BAIL (RèGLES GéNéRALES) - Bailleur - Obligations - Délivrance - Délivrance d'un local conforme à la destination contractuelle - Manquement - Cas - Local affecté d'un défaut de permis de construire

Manque à son obligation de délivrance le bailleur louant un local commercial affecté d'un défaut de permis de construire

Texte de la décision

CIV. 3

JL



COUR DE CASSATION
______________________


Audience publique du 1er juin 2022




Cassation


Mme TEILLER, président



Arrêt n° 457 FS+B

Pourvoi n° V 21-11.602



R É P U B L I Q U E F R A N Ç A I S E
_________________________

AU NOM DU PEUPLE FRANÇAIS
_________________________


ARRÊT DE LA COUR DE CASSATION, TROISIÈME CHAMBRE CIVILE, DU 1ER JUIN 2022

La société La Vénitienne, dont le siège est [Adresse 5], [Localité 3], a formé le pourvoi n° V 21-11.602 contre l'arrêt rendu le 30 janvier 2020 par la cour d'appel de Papeete (chambre civile), dans le litige l'opposant :

1°/ à Mme [C] [Y], domiciliée [Adresse 5], [Localité 2],

2°/ à Mme [E] [D], épouse [O], domiciliée [Localité 1],

3°/ à Mme [K] [D], épouse [X], domiciliée [Adresse 6], [Localité 2],

4°/ à M. [B] [D], domicilié [Adresse 4], [Localité 2],

5°/ à M. [N] [D],

6°/ à M. [L] [D],

tous deux domiciliés [Localité 2],

7°/ à Mme [T] [D], épouse [S], domiciliée [Localité 2],

défendeurs à la cassation.

Mme [C] [Y], Mme [E] [D], Mme [K] [D], M. [B] [D], M. [N] [D], M. [L] [D] et Mme [T] [D] ont formé, par un mémoire déposé au greffe, un pourvoi incident contre le même arrêt ;

La demanderesse au pourvoi principal invoque, à l'appui de son recours, deux moyens de cassation annexés au présent arrêt ;

Les demandeurs au pourvoi incident invoquent, à l'appui de leur recours, un moyen de cassation annexé au présent arrêt ;

Le dossier a été communiqué au procureur général.

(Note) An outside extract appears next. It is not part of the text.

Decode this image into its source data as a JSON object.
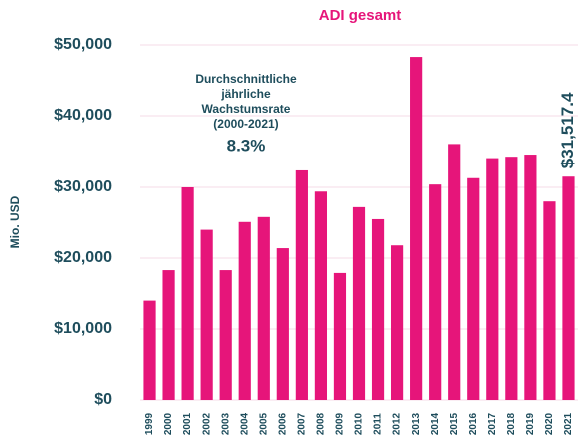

Sur le rapport de Mme Gallet, conseiller référendaire, les observations de la SAS Boulloche, Colin, Stoclet et Associés, avocat de la société La Vénitienne, de la SCP Claire Leduc et Solange Vigand, avocat de Mme [C] [Y], Mme [E] [D], Mme [K] [D], M. [B] [D], M. [N] [D], M. [L] [D] et Mme [T] [D] et l'avis de M. Sturlèse, avocat général, après débats en l'audience publique du 20 avril 2022 où étaient présents Mme Teiller, président, Mme Gallet, conseiller référendaire rapporteur, M. Echappé, conseiller doyen, Mme Andrich, MM. Jessel, David, Jobert, Mme Grandjean, conseillers, M. Jariel, Mme Schmitt, M. Baraké, conseillers référendaires, et Mme Besse, greffier de chambre,

la troisième chambre civile de la Cour de cassation, composée, en application de l'article R. 431-5 du code de l'organisation judiciaire, des président et conseillers précités, après en avoir délibéré conformément à la loi, a rendu le présent arrêt.

Faits et procédure

1. Selon l'arrêt attaqué (Papeete, 30 janvier 2020), Mme [C] [Y], Mme [E] [D], Mme [K] [D], M. [B] [D], M. [N] [D], M. [L] [D] et Mme [T] [D] (les consorts [D]) ont donné à bail commercial à la société La Vénitienne un local édifié sans permis de construire.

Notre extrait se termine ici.